Mi sento diversa, sento tutto. Le formiche che camminano sulla terra asciutta. Un uovo che si stava aprendo per far uscire un uccellino. Poi sento l’odore di un altro essere che mi stava a qualche metro di distanza e mi osservava incuriosito.
Era Roky, il cane della mia vicina.
Qualcosa nel mio sguardo deve aver messo paura al povero cane che inizia a correre, mi lancio all’inseguimento, corro come il vento, sono di una velocità incredibile, riesco a raggiungere il cane che guaisce quando mi vede, ancora in corsa allungo il collo e gli mordo una zampa e non lo molo più, ci fermiamo dal correre, e rovesciamo a terra. Gli lascio la zampa per mordere il collo, per tutto il tempo lui mi guarda con un’espressione stupita, non riusciva a credere come quella che un tempo andava a fare visita alla sua padrona e li faceva le carezze sulla testa, si e potuta trasformare nel suo assassino.
Vedo i suoi occhi lucidi che un tempo erano giocosi diventare opachi, la luce gli abbandona, ma non m’impressiono più di tanto e inizio a mangiarlo come se fosse il stufato che cucina sempre mia madre. Ha un sapore squisito (parlo del cane non del stufato), morbido e dolce.
Finalmente sazia tutto torna al normale, mi rilasso al sole, il sangue si asciuga sulla mia pelle e tira, il vento mi accarezza il seno. Mi eccito mi tocco anche io il seno le cosce, poi passo ai posti più nascosti, mi bagno e ho voglia di fare l’amore. Torno verso casa sperando di trovare mio marito.
Sono arrivata a casa con il buio. Tutte le luci erano accese, segno buono, significa che lui era tornato. Faccio il giro della casa, trovo la finestra della camera da letto aperta e mi ci infilo. Una doccia veloce e sono pronta.
Lo trova in cucina, era al telefono con mia madre, tutto preoccupato che oggi non gli avevo risposto al telefono, e non c’ero neanche quando e tornato a casa. Comincio ad accarezzarli le spalle per farle sapere che ero dietro di lui, gli bacio il colo mentre gli infilo una mano nei pantaloni. Frettolosamente chiude la comunicazione e si gira per baciarmi.
Più tardi mentre i nostri corpi stavano ancora intrecciati, mi accorgo del sangue che gli scende sulla spalla. Pulendolo vedo le orme lasciate dai miei denti.

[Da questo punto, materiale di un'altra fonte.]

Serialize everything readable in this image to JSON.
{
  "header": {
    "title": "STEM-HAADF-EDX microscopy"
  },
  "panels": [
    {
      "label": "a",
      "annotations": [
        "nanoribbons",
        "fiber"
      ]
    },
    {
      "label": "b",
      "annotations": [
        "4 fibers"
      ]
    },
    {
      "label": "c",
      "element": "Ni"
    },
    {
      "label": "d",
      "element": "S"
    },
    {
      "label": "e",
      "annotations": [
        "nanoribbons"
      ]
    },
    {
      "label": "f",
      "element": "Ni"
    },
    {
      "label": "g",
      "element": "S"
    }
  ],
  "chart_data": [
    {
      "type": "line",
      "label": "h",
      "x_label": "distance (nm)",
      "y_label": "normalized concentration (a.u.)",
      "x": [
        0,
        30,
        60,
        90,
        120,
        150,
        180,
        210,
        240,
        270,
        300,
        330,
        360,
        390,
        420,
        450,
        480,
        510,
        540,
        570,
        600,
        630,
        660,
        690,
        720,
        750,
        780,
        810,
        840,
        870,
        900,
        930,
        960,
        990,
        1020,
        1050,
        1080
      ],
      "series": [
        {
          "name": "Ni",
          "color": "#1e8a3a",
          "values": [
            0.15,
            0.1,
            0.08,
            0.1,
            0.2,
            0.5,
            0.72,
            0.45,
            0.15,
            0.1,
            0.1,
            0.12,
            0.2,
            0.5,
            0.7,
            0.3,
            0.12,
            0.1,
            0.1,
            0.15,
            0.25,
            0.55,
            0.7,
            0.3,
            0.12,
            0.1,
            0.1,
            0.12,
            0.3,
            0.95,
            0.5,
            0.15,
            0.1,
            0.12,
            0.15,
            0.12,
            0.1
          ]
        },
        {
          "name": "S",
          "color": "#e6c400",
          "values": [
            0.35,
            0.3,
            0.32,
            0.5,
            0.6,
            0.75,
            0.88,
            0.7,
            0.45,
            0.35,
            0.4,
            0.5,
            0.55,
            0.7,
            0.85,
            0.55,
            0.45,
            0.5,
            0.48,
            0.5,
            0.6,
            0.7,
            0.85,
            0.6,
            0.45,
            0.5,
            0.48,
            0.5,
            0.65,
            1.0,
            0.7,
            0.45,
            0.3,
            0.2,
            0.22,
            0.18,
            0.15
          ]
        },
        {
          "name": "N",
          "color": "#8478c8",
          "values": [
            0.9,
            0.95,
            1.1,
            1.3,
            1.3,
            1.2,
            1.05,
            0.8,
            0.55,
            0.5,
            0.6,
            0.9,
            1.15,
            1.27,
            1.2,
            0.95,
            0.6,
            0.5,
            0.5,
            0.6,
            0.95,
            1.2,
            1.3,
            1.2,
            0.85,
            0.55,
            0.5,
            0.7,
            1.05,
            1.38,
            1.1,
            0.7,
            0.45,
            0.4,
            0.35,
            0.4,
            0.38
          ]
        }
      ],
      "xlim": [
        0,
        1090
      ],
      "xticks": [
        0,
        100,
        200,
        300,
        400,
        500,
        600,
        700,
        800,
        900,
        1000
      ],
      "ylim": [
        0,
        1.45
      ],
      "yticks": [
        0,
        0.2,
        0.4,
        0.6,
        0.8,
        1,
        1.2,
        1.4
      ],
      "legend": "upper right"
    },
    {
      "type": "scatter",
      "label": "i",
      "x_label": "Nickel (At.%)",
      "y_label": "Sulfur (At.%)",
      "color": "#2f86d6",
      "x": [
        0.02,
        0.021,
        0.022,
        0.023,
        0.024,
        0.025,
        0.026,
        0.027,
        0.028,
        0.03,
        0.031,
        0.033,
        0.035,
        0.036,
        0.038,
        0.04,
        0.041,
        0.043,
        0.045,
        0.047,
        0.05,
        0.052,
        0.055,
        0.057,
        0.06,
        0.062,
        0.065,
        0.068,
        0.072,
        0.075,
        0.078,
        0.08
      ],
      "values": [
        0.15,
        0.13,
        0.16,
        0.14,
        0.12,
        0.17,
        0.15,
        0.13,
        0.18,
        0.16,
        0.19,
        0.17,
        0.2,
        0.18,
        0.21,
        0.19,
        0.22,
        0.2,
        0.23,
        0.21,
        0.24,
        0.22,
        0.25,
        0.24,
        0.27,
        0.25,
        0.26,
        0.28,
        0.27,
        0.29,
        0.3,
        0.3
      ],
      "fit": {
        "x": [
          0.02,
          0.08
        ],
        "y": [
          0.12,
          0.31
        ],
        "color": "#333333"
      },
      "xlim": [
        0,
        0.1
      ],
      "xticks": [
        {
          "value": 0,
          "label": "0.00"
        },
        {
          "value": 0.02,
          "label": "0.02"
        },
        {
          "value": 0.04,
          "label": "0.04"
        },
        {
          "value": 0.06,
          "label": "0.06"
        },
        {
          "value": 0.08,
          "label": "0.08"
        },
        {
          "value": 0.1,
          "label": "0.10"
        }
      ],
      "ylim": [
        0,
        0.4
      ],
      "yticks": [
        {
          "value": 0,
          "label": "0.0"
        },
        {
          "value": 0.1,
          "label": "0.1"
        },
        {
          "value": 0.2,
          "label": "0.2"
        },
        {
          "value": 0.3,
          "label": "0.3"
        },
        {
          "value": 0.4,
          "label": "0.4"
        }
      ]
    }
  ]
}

Inizio ad avere un dubbio nel cuore, ma quando lo sento che inizia a dimenarsi e lanciare urli, capisco che anche lui stava diventando come me. Cosa? Non lo sapevo neanche io.
Non ero un licantropo, loro uscivano solo la notte con la luna piena.
Non mi dispiaceva il cambiamento. Adesso che anche mio marito era cambiato, le cose potevano diventare anche divertenti.
Cambieremo casa. Andremo a vivere vicino ad una foresta, dove potremo andare a caccia senza nessun essere umano corra il pericolo di essere divorato al posto di un capriolo.
Sicuramente la nostra vita sarà più eccitante d’ora in poi.